Al mostrarme interesada por el tema, se siguió la conversación, explicándonos que la planta en cuestión era el Agave del cielo -científicamente, Agave scabra-, de la que se consigue el tequila y el pulque y de la cual su esposa estaba determinada, si no obsesionada, a beber una tisana. Sin embargo, debido a los avatares del viaje, habían perdido las hojas, cosa que derivó en un motivo de disgusto para su "brujita de los yuyos", como a veces cariñosamente la llamaba. Comentó también, solo como anécdota, que esa planta tenía crecimiento muy lento, que su maduración se alcanzaba alrededor de los diez años y que solo florecía una vez en su vida emitiendo un larguísimo tallo que surgía del centro, para morir después.

Mi padre, solícito como siempre, se ofreció a reparar la pérdida y a traer algunas hojas del hábitat natural de la planta, en México, porque este país sería el que quedaría para sus últimos días de viaje.

Cuando mis padres partieron, lo de "brujita de los yuyos" -para mí Ella no era otra cosa que una bruja maldita- se me había quedado hundido en los huesos.

Si debía de luchar con ella en su mismo terreno, estaba dispuesta a hacerlo. Si debía volverme bruja, lo haría. Si tenía que familiarizarme con la flora del universo, no le escaparía al reto. Nunca lo había hecho. Siempre llegaba donde debía llegar con paciencia y perseverancia.

Así que, la siguiente semana me dediqué en mis horas libres a buscar en internet, y no paré hasta encontrar en las librerías del Centro y Pocitos todo el material disponible sobre yuyos, hierbas, pócimas e infusiones.

Incluso, di parte de enferma en el trabajo por una semana, alegando un estado febril, decaimiento y una disfonía que pude perfectamente fingir por teléfono. Mi socio -que se cuidó muy bien de no ser mi amante por una semana, no fuera que la pasión terminara en contagio- se limitó a llamarme por teléfono de noche, mandándome infinidad de besos y deseos de restablecimiento.

En uno de mis arrebatos lectores de información exhaustiva sobre las hierbas, cayó en mis manos un artículo sobre la Conium maculatum -mejor conocida como cicuta-.

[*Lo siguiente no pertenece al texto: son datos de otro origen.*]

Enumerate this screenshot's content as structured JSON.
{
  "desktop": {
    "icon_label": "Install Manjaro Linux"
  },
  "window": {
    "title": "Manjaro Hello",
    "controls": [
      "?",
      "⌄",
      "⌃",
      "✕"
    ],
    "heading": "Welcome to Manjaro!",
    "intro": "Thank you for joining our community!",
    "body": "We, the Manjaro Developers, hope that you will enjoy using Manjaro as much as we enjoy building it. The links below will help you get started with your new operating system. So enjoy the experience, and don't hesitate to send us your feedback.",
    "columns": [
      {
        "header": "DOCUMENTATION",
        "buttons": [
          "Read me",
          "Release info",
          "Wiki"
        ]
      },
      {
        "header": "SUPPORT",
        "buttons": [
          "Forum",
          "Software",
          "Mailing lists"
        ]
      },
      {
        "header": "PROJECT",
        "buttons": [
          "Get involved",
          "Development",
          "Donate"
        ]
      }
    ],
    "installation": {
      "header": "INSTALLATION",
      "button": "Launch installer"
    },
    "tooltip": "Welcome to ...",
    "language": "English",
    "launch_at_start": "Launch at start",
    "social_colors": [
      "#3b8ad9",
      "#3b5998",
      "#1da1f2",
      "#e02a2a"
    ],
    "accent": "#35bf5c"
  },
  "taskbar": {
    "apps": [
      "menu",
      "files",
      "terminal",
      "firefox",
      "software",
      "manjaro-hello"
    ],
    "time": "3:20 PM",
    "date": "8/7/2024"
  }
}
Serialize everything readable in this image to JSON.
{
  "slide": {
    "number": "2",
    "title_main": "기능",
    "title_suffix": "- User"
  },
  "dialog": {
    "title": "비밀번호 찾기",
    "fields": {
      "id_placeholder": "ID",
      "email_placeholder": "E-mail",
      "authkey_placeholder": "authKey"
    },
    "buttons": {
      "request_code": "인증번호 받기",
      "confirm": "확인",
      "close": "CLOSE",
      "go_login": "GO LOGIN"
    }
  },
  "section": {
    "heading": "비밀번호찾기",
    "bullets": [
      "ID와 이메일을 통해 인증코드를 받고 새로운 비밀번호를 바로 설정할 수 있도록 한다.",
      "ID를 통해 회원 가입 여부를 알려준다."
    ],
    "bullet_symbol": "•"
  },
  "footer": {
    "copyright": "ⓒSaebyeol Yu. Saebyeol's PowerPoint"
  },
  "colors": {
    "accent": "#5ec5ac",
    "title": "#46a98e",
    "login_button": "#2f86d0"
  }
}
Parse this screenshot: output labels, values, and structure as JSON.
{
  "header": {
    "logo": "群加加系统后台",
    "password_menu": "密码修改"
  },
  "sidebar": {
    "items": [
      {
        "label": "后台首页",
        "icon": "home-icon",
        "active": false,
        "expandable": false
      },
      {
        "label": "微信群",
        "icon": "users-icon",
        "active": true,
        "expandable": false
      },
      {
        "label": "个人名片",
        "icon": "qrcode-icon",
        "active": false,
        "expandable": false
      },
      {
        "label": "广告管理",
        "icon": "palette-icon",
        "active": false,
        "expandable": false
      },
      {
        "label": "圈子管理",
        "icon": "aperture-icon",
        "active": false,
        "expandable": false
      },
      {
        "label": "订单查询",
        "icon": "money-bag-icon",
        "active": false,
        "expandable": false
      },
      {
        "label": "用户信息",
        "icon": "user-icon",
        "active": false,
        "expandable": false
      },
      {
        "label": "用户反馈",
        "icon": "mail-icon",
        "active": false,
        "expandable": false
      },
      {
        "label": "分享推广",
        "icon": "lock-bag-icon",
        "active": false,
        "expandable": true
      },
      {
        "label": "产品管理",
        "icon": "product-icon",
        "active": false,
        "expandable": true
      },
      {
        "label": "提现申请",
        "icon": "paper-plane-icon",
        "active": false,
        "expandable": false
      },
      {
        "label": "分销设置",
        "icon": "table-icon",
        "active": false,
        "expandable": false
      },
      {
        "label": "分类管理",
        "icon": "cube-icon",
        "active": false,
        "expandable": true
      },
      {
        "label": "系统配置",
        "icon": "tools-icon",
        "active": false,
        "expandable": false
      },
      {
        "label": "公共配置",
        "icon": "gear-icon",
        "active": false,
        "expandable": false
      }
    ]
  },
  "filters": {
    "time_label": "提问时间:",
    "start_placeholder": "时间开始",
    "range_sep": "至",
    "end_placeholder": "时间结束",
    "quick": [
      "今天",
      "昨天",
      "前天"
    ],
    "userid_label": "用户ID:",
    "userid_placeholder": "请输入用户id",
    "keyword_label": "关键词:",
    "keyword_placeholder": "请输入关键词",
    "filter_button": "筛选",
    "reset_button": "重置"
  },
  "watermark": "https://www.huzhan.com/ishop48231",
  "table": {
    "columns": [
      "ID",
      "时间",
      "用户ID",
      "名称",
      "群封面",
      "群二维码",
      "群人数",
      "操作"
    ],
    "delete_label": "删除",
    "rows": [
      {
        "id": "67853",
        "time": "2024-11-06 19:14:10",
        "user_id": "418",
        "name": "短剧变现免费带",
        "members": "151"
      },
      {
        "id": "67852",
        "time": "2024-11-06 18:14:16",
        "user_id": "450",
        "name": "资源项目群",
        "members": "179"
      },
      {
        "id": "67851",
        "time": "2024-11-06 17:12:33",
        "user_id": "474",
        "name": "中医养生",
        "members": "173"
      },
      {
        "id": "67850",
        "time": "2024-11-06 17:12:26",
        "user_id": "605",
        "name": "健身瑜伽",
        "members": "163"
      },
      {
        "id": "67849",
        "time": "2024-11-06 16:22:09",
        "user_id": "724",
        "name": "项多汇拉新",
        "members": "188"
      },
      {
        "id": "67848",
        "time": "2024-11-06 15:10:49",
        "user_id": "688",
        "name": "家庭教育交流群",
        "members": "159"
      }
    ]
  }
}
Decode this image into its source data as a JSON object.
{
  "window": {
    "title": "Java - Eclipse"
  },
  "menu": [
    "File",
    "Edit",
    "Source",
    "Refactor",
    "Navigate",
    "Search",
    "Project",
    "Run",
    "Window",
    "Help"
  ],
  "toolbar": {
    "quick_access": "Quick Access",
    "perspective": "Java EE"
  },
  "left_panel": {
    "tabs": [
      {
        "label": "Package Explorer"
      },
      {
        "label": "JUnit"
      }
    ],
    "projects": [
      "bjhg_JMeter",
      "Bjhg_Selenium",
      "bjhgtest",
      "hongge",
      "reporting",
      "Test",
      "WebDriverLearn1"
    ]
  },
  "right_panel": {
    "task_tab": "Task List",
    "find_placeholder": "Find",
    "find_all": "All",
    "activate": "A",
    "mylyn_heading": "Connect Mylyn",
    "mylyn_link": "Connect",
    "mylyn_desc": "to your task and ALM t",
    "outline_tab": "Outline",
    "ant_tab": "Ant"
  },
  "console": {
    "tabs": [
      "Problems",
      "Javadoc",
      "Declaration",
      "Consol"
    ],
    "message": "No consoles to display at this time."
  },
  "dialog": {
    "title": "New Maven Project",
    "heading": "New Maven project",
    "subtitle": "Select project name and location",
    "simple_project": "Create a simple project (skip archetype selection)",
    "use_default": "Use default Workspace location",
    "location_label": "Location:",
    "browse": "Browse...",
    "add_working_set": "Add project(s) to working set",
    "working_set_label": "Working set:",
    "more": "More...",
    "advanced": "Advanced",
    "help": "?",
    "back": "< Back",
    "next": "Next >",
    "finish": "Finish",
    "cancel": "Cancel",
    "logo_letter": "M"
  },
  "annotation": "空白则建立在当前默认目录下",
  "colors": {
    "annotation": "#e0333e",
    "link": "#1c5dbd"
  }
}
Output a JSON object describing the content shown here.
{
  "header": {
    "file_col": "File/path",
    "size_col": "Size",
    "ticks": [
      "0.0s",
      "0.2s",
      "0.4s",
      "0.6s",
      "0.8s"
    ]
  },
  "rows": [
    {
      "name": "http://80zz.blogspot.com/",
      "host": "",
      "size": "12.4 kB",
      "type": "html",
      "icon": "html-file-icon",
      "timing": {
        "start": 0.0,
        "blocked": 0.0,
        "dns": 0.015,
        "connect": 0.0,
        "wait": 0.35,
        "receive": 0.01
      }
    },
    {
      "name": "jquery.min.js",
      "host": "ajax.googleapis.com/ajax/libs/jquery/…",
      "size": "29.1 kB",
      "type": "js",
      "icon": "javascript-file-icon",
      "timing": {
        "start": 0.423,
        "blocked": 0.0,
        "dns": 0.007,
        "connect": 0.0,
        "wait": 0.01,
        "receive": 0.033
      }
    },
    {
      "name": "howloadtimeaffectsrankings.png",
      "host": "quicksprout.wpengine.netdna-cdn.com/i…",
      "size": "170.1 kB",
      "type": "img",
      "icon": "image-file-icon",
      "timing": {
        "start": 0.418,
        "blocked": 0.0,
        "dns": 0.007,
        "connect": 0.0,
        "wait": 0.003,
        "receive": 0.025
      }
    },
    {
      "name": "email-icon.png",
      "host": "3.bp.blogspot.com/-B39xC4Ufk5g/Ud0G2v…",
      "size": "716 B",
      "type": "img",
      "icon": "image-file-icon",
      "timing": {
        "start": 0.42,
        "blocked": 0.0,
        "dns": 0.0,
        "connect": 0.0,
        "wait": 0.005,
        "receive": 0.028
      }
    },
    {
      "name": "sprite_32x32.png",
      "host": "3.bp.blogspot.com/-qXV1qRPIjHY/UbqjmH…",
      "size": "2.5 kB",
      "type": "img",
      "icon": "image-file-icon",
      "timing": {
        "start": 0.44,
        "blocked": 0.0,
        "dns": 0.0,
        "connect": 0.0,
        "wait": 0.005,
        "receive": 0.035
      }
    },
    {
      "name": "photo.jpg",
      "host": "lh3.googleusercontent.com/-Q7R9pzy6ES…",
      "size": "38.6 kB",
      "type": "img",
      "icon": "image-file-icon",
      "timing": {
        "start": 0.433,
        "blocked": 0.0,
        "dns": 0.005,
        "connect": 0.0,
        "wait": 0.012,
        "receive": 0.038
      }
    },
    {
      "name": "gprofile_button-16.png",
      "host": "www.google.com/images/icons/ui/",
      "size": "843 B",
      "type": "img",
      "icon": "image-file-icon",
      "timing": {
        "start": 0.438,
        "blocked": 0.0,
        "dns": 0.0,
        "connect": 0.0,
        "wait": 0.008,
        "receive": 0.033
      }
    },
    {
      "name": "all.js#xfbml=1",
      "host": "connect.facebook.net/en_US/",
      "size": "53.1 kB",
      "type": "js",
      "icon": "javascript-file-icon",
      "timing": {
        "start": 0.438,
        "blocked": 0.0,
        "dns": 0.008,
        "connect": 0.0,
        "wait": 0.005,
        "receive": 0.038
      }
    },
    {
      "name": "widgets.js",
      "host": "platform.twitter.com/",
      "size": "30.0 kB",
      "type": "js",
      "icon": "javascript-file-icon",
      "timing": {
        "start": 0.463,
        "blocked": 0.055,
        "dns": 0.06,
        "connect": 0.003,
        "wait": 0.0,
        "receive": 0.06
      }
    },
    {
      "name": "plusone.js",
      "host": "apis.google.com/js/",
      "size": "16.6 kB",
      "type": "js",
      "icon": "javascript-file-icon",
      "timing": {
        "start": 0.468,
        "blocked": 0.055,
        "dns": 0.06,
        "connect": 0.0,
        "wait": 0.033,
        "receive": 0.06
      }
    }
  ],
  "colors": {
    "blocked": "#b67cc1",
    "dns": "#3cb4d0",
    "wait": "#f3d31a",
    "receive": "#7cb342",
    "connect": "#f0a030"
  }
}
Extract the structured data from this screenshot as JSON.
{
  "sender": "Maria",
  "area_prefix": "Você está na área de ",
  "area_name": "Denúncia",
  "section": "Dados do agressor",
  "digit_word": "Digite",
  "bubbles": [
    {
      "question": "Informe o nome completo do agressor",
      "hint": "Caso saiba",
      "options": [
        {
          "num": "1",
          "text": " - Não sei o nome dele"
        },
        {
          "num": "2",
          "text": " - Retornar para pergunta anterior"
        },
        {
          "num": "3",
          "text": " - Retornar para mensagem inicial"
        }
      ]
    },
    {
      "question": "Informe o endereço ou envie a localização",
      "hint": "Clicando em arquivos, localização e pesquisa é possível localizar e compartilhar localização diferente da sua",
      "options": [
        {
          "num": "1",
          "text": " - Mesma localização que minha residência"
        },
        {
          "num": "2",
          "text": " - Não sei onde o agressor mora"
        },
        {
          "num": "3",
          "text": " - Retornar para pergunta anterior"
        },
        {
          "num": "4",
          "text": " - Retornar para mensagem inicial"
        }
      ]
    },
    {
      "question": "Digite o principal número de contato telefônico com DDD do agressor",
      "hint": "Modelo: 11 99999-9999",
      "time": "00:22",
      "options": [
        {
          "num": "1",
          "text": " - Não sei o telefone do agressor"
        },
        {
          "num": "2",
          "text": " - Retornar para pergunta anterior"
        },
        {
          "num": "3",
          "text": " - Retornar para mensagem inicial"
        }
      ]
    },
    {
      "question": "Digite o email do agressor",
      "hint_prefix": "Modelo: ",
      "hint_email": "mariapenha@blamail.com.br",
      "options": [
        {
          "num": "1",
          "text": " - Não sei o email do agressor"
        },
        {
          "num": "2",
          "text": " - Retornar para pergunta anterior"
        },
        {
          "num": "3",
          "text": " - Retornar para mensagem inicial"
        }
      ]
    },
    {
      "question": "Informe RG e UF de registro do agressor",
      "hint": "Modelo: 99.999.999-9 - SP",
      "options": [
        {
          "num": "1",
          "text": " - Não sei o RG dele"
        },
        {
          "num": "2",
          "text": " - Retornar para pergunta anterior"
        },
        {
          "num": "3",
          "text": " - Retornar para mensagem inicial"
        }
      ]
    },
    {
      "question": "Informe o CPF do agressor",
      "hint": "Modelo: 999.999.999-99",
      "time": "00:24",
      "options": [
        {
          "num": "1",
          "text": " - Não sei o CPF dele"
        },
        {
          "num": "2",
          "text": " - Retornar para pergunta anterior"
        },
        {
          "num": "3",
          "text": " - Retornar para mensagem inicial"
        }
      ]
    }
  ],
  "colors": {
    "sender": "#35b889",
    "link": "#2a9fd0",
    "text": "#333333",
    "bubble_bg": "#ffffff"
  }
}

Entonces, en ese preciso momento, la inspiración, al igual que la luz le llega al poeta con su obra maestra, llegó a mi vida y a mis desvelos. Fui un Baudelaire en éxtasis ante su planta, su creación, sus Flores del Mal.

Aguardé los días que restaban para el regreso de mis padres con una desesperación perfectamente disimulada. Me reintegré al trabajo con un aplomo digno de una profesional. Seguimos encontrándonos con mi amante en apurados e intensos intercambios. Mientras esto sucedía en la vida real, en mi mente era la creación la que adquiría forma y cada flor, cada hoja del veneno, la que se asimilaba a un verso o a una estrofa de una obra inconclusa.

La imaginación es el óvulo y la realidad, lo que damos a luz. Por loca que pareciera la frase, esa fue mi premisa mientras seguía adelante.

Así fueron transcurriendo las semanas, estudiando todo lo referente a la Conium maculatum -prefiero su nombre científico- conociendo sus flores, sus propiedades, su toxicidad fulminante y la forma de conseguirla.

Pero a veces las cosas suceden y no hay tiempo de preguntarnos el motivo -alcanza con que pensemos en la casualidad-, y finalmente se convierten en la columna del poema o en el espermatozoide que fecunda la imaginación y la vuelve realidad.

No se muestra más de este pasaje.